Semarang (ANTARA) - Ekonom Universitas Diponegoro Semarang F.X. Sugiyanto menilai kenaikan harga BBM yang akan diterapkan pemerintah idealnya sebesar 25 persen agar dampaknya terhadap inflasi tidak terlalu besar, sehingga daya beli masyarakat tetap terjaga.

"Saya belum menghitung persis, tetapi jangan lebih dari 25 persen. Tentu ini sangat tergantung pada konsumsi dan efek dominonya, karena pasti akan berdampak pada biaya transportasi, yang juga berpengaruh pada biaya distribusi pangan," katanya di Semarang, Selasa.

Menurutnya, kenaikan harga BBM harus diimbangi dengan pembatasan pembelian bersubsidi, mengingat selama ini BBM subsidi seperti Pertalite lebih banyak dikonsumsi oleh orang mampu dan penerapan pembatasan dengan menggunakan aplikasi MyPertamina merupakan langkah yang sudah tepat, karena teknologi tersebut juga memungkinkan adanya pendataan yang lebih baik. 

"Saya sempat nongkrong di SPBU dan mengamati yang membeli Pertalite itu banyak mobil-mobil mewah, seperti ada Honda CRV dan Alphard. Memang tidak ada larangan, tapi kita harus melihat dari sisi keadilan sosial," katanya.

Terkait polemik kebijakan rencana kenaikan BBM, tambahnya, akan menjadi edukasi bagi masyarakat, agar memiliki pemikiran yang lebih rasional. Namun, yang terpenting pemerintah harus mempunyai alasan yang masuk akal dan adil, karena terjadi dampak berbeda-beda terhadap masyarakat. 

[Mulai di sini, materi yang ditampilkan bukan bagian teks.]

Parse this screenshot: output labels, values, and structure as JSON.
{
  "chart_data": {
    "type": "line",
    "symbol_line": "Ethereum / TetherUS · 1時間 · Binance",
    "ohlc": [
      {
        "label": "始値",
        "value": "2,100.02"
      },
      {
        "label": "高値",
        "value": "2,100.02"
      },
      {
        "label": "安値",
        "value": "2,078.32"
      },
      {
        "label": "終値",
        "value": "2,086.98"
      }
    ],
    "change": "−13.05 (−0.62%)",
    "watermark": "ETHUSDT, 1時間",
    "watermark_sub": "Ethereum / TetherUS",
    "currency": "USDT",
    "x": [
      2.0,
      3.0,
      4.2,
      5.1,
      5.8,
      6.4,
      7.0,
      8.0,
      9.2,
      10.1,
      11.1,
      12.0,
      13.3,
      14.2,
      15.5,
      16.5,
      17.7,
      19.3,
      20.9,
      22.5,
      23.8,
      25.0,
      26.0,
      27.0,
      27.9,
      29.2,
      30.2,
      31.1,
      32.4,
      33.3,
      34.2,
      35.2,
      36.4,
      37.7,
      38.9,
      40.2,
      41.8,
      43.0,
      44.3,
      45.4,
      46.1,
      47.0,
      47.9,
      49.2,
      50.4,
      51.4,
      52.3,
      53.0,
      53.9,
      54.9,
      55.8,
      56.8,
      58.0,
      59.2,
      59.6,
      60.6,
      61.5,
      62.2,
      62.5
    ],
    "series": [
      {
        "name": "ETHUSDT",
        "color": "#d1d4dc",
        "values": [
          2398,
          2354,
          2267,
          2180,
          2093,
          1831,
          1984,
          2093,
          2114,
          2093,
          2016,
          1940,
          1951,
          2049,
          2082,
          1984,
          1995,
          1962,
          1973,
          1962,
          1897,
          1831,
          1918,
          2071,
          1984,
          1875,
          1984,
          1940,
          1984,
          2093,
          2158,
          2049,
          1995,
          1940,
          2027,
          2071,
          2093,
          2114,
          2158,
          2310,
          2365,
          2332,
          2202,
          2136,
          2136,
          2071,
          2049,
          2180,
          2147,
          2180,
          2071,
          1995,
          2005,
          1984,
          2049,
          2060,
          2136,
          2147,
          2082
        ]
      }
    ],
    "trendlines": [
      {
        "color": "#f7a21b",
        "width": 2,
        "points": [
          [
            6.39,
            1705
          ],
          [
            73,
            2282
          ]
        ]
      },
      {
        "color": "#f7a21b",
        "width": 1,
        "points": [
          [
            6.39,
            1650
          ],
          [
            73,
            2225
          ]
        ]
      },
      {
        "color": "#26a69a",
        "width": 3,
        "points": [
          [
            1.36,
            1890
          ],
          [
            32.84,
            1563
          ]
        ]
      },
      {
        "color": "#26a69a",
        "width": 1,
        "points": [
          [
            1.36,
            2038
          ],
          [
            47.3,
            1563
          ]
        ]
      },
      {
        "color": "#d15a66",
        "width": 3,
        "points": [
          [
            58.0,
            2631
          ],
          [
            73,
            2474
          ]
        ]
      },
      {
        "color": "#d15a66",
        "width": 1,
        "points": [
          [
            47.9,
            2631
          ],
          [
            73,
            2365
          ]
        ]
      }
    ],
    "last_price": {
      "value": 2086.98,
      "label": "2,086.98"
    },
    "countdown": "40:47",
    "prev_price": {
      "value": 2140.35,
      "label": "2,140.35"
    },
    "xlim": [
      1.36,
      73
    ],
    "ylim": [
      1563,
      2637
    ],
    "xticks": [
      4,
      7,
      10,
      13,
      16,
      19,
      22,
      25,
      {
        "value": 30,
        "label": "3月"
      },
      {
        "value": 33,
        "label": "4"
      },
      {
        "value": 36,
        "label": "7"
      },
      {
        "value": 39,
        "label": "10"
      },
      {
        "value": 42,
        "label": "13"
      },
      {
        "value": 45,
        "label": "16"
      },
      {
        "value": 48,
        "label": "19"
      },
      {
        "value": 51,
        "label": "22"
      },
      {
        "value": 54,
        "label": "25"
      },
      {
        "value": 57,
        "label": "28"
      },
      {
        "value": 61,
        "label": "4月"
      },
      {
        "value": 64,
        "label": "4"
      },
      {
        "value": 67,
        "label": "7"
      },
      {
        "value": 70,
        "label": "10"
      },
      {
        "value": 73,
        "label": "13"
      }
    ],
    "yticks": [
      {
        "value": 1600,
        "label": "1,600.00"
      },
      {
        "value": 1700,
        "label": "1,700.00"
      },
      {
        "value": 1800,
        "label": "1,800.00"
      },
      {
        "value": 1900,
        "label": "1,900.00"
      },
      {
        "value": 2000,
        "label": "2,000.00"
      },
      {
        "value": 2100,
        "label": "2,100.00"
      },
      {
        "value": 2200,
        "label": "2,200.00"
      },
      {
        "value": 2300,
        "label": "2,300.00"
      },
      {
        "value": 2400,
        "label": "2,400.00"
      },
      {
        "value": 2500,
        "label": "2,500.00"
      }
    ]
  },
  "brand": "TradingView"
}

"Lebih baik terjadi perdebatan di masyarakat, daripada pemerintah langsung melakukan kenaikan harga. Memang negatifnya harga mulai naik, tapi sisi baiknya masyarakat melihat pemerintah tidak diam-diam dalam mengambil keputusan," katanya.

Kepala Badan Pusat Statistik (BPS) Jawa Tengah Adhi Wiriana menyarankan sejumlah langkah agar dampak kenaikan BBM tidak terlalu besar terhadap kenaikan inflasi dan yang pertama, pelaku usaha harus melakukan efisiensi anggaran ataupun biaya. 

"Artinya, untuk hal-hal yang sifatnya tidak urgent (penting) bisa diminimalkan. Jadi, biaya semata-mata hanya untuk kegiatan produksi," katanya.

Kedua, lanjut Adhi, pemerintah harus melakukan intervensi agar tarif angkutan baik darat, laut maupun udara tetap terjangkau oleh masyarakat. Jika kenaikan tarif angkutan tidak lebih dari 2-3 persen, hal itu masih bisa diterima oleh masyarakat.

"Pemprov Jateng mungkin juga perlu memperbanyak program angkutan gratis seperti di Jakarta, supaya lebih sejahtera dan masyarakat lebih berminat menggunakan angkutan umum dibandingkan dengan menggunakan kendaraan pribadi," katanya.

Ketiga, Adhi menyarankan pemerintah menjaga daya beli masyarakat, dan memberikan bantuan di sektor kesehatan, pendidikan, serta mendorong penciptaan lapangan kerja baru. 

"Beasiswa perlu diperbanyak, orang berobat tidak dipersulit dan harga obat-obatan murah sebagai salah satu bentuk layanan pemerintah," jelasnya.

Menurut dia, idealnya inflasi di Jawa Tengah tidak lebih dari lima persen, mengingat kenaikan upah di wilayah ini rata-rata juga tidak lebih dari jumlah tersebut. Jika inflasi melebihi angka tersebut maka akan berdampak pada tingkat kemiskinan yang akan memunculkan persoalan lain seperti kriminalitas. 

"Kalau inflasi terlalu tinggi, apalagi jika sampai dua digit, maka akan berdampak pada tingkat kemiskinan dan hal lain termasuk kriminalitas," kata dia.

Terkait dengan bantuan pemerintah, seperti bantuan langsung tunai sebagai bantalan untuk menghadapi kenaikan BBM, Adhi menyambut positif hal tersebut. BPS berusaha terus menyusun data yang akurat, sehingga pemberian subsidi kepada masyarakat lebih tepat sasaran.

"Walaupun bantalan tidak ke seluruh masyarakat, tapi kita tetap berusaha melahirkan data akurat untuk mendukung bantalan tadi, seperti subsidi listrik dan lain-lain," katanya.